After renormalization, there are distinctive topics for Alcott (5), Austen (4), and Wells (6 and 10). The Brontë sisters appear in topic 9, along with Eliot and Shelley; Charlotte and Shelley share topic 1. Dickens, Eliot, and Lovecraft share topic 7. Dickens, Lovecraft, and Wells are all spread across multiple topics. 
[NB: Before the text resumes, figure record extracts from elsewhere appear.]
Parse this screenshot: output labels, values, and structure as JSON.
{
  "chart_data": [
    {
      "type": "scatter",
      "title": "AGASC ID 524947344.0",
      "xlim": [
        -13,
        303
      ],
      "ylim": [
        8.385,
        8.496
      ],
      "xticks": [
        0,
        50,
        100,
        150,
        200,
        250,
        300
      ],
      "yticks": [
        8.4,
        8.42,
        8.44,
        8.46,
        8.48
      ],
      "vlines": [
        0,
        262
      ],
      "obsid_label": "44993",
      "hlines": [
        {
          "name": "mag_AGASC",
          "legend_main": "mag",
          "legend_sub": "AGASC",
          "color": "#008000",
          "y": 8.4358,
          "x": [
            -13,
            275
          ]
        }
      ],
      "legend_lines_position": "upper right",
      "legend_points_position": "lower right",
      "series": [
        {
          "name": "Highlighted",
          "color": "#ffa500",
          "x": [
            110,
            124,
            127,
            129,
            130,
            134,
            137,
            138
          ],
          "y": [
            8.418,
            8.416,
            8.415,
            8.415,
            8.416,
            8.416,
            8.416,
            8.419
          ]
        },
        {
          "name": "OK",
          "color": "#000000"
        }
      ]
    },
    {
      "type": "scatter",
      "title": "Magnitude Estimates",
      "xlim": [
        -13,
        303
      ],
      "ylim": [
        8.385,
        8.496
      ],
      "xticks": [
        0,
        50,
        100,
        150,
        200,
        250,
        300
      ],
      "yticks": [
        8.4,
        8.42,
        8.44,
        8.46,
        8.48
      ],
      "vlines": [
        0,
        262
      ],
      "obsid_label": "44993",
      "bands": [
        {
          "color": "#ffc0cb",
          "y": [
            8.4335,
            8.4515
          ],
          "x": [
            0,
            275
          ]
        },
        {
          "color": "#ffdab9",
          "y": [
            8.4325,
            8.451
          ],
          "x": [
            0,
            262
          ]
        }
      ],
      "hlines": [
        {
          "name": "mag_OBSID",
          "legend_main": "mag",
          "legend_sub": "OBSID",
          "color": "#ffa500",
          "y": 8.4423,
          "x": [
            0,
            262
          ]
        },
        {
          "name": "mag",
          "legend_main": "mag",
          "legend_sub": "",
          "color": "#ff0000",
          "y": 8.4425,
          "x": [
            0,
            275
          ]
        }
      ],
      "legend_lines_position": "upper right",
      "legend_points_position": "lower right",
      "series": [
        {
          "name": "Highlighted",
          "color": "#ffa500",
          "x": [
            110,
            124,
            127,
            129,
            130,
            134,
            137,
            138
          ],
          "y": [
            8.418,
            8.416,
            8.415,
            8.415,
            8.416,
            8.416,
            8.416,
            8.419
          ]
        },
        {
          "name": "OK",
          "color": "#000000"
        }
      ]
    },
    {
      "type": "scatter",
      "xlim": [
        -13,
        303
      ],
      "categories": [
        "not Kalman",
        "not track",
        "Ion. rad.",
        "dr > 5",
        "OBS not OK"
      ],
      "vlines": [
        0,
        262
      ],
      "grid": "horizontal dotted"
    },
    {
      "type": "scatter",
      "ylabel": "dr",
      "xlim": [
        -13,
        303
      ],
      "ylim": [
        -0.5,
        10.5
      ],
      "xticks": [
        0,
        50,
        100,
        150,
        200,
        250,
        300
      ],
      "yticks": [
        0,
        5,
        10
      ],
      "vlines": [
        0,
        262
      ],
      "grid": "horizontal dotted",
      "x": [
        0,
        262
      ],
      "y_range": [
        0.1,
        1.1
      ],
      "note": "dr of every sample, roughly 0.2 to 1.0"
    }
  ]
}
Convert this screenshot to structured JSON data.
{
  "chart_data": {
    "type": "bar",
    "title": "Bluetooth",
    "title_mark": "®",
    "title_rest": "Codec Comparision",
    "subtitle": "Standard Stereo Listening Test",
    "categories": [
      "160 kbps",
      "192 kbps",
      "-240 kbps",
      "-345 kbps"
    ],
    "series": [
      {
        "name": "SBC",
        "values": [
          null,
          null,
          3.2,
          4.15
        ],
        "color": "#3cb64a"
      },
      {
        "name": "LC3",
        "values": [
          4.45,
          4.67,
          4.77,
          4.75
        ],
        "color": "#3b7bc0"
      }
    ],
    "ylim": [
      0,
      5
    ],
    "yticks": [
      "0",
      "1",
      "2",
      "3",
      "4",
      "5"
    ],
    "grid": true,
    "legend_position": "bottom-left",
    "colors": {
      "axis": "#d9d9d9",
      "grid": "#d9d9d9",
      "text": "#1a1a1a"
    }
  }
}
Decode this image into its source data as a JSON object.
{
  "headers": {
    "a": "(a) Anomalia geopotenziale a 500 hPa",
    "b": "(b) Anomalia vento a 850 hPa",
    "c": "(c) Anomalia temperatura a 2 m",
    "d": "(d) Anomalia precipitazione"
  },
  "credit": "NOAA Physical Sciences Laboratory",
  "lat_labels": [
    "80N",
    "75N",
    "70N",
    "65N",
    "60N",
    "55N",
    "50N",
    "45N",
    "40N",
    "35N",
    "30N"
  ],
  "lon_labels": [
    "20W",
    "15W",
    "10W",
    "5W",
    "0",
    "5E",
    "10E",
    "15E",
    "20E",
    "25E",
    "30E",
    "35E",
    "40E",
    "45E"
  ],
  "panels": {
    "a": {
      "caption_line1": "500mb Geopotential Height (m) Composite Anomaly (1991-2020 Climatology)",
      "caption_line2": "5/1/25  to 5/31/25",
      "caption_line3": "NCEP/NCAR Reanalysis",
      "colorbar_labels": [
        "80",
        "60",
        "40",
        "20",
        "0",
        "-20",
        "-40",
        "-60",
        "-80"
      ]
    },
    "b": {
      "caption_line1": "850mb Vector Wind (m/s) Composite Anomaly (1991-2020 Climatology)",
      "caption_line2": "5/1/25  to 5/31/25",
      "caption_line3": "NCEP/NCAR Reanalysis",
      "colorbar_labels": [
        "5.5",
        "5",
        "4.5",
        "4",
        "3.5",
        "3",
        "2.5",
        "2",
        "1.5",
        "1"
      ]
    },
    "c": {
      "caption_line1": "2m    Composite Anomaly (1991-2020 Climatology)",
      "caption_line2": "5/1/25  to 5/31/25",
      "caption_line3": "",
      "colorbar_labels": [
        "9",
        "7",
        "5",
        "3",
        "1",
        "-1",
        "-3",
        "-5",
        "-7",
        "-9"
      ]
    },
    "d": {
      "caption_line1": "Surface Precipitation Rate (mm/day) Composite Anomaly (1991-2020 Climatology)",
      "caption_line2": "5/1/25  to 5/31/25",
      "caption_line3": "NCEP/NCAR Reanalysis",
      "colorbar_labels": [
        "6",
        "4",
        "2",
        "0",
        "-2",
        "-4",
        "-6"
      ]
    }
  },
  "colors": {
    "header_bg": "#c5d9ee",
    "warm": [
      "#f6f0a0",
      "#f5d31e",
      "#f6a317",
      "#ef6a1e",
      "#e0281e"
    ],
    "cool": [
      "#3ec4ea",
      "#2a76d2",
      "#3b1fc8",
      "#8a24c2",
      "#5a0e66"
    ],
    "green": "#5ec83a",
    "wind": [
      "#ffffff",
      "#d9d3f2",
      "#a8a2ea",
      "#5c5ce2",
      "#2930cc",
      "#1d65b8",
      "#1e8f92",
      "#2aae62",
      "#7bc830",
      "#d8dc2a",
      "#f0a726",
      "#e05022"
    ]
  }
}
To aid interpretation, we create a crosswalk dataframe connecting topics to authors. 
```{r}
topic_author = tribble(
      ~topic , ~authors                    ,
      'V01'  , 'C. Brontë, Shelley'        ,
      'V02'  , 'Dickens and Lovecraft'     ,
      'V03'  , 'Dickens'                   ,
      'V04'  , 'Austen and Shelley'        ,
      'V05'  , 'Alcott'                    ,
      'V06'  , 'Wells'                     ,
      'V07'  , 'Dickens, Eliot, Lovecraft' ,
      'V08'  , 'Dickens'                   ,
      'V09'  , 'Brontës, Eliot, Shelley'   ,
      'V10'  , 'Dickens, Lovecraft, Wells'
)
```

To explore these topics further, we turn to the word-topic distribution.  We renormalize these distributions, as with the topic-doc distributions. 

```{r}
target_entropy_term = expected_entropy(5, k = vocab_size)
target_entropy_term

exponent_term = tidy(fitted_tmf, n_authors, 'beta') |>
      target_power(topic, beta, target_entropy_term)
exponent_term

beta_df = tidy(fitted_tmf, n_authors, 'beta', exponent = exponent_term)
```

After renormalization we construct a Silge plot, showing the top 10 terms for each topic.  `tidytext::reorder_within()` and `tidytext::scale_x_reordered()` are useful for constructing this plot. 

```{r}
top_terms = beta_df |>
      group_by(topic) |>
      arrange(topic, desc(beta)) |>
      top_n(15, beta) |>
      left_join(topic_author, by = 'topic')
top_terms

top_terms |>
      mutate(token = reorder_within(token, by = beta, within = topic)) |>
      ggplot(aes(token, beta)) +
      geom_point() +
      geom_segment(aes(xend = token), yend = 0) +
      facet_wrap(vars(topic, authors), scales = 'free_y') +
      coord_flip() +
      scale_x_reordered()
```

Most topics focus on character names, with three of the four Dickens topics corresponding to *The Pickwick Papers*, *Oliver Twist*, and *David Copperfield*.  Wells' topics appear to distinguish non-fiction essays (topic 6) from fiction (10).  Topic 1 groups together Charlotte Brontë and Shelley based on the use of French.